Decollogne S, Bertrand I B, Ascensio M, Drubaix I, Lelièvre L G
Laboratoire de Pharmacologie des Transports Ioniques Membranaires, Université Paris 7, France.
J Cardiovasc Pharmacol. 1993;22 Suppl 2:S96-8.

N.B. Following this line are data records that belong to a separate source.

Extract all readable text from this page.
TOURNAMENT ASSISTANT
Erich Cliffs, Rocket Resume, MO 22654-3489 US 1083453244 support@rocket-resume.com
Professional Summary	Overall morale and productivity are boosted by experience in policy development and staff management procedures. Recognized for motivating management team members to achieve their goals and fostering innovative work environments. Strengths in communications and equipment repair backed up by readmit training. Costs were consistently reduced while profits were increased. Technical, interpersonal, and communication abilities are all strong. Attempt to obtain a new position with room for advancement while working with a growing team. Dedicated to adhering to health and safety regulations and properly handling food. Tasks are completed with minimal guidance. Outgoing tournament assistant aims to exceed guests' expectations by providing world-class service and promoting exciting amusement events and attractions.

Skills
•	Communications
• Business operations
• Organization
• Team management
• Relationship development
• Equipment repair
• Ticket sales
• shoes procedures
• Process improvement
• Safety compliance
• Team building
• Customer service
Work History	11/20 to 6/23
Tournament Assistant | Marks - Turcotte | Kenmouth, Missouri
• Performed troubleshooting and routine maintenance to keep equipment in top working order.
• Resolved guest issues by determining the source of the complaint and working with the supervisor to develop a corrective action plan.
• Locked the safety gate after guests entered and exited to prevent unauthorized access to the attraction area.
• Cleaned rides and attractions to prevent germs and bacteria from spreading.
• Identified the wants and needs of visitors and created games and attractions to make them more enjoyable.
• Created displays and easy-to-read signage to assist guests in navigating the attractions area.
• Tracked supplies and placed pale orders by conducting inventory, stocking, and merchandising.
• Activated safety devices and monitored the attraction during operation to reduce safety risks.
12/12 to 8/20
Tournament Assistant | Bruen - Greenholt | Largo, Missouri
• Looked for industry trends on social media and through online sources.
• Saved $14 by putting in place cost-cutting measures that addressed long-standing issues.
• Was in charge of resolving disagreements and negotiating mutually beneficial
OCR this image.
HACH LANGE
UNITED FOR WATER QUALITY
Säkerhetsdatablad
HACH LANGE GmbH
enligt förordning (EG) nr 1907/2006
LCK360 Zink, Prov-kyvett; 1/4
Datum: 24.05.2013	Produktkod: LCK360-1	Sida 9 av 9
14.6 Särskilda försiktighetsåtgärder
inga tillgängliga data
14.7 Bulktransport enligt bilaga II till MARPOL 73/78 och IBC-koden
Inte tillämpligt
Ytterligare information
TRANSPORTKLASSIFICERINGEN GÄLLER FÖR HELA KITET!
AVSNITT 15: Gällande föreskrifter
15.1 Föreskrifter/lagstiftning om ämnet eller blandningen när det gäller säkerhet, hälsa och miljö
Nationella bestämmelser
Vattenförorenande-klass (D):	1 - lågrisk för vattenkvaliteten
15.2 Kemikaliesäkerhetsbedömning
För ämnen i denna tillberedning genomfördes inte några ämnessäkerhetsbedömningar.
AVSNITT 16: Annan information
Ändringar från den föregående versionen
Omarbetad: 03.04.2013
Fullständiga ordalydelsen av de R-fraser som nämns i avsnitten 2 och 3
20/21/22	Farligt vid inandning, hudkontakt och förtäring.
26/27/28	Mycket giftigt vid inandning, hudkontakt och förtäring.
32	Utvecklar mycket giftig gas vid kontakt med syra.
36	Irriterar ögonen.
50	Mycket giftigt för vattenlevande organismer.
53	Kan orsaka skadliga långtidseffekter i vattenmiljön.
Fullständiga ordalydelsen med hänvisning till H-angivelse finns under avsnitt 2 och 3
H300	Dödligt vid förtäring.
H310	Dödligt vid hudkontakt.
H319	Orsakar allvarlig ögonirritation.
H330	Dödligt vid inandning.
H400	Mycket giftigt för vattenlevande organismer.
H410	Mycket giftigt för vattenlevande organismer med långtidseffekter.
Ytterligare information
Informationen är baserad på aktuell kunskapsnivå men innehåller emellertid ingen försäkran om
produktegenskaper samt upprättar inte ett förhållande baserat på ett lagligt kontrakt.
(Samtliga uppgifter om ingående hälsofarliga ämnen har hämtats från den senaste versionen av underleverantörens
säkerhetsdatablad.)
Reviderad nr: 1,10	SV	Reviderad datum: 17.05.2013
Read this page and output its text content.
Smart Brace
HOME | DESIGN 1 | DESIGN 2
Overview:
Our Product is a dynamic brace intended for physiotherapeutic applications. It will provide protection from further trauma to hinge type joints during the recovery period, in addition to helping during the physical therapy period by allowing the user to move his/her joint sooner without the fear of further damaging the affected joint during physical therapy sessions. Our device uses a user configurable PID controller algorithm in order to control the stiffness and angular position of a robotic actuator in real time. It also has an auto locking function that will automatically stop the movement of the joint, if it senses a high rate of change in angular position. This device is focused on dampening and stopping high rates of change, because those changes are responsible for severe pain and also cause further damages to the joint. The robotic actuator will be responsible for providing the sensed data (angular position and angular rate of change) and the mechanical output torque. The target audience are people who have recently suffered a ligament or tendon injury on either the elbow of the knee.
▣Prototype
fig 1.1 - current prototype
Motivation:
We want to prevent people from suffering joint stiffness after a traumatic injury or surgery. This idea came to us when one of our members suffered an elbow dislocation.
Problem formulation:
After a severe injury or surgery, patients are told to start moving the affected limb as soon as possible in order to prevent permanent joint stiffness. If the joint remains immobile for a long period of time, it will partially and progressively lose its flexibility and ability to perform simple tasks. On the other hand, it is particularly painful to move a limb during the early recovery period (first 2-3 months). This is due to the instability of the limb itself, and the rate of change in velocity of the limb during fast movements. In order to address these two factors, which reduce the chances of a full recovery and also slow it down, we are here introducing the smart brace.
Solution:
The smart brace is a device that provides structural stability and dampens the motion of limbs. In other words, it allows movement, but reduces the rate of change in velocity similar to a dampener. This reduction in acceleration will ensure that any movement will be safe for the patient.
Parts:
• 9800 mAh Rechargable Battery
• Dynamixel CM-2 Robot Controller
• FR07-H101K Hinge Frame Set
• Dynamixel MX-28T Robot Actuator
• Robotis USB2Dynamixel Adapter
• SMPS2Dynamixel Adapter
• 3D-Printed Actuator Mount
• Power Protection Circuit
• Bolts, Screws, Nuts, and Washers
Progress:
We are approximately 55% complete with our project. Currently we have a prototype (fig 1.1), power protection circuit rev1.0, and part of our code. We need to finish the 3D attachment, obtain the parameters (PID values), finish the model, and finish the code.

Different isoforms of the (Na+ + K+)-ATPase are expressed in different cell types in which they contribute to specialized properties. Their biochemistry and physiology are complex. These isozymes vary in their sensitivity to cardiac glycosides and to intracellular Na+ and Ca2+ concentrations. Their functional expression at the membrane level in the different parts of kidney, heart, and brain varies with species and during ontogenesis. In rat heart, at birth and postpartum, there are quantitative and qualitative changes in the expression of the (Na+ + K+)-ATPase and Na+/Ca2+ exchange isoforms. The (Na+ + K+)-ATPase isozymes react differently to hormonal regulation and to physiopathological alterations, i.e., cardiac ischemia and cardiac hypertrophy. Considering the diversity of the (Na+ + K+)-ATPase isoforms and their numerous regulations, what could be the targets of endogenous (Na+ + K+)-ATPase inhibitors?
(Na⁺ + K⁺)-ATP酶的不同同工型在不同细胞类型中表达,它们赋予细胞特殊的性质。其生物化学和生理学特性很复杂。这些同工酶对强心苷以及细胞内Na⁺和Ca²⁺浓度的敏感性各不相同。它们在肾脏、心脏和大脑不同部位的膜水平上的功能表达随物种和个体发育过程而变化。在大鼠心脏中,出生时和产后,(Na⁺ + K⁺)-ATP酶和Na⁺/Ca²⁺交换同工型的表达存在数量和质量上的变化。(Na⁺ + K⁺)-ATP酶同工型对激素调节和生理病理改变(即心脏缺血和心脏肥大)的反应不同。考虑到(Na⁺ + K⁺)-ATP酶同工型的多样性及其众多调节方式,内源性(Na⁺ + K⁺)-ATP酶抑制剂的作用靶点可能是什么?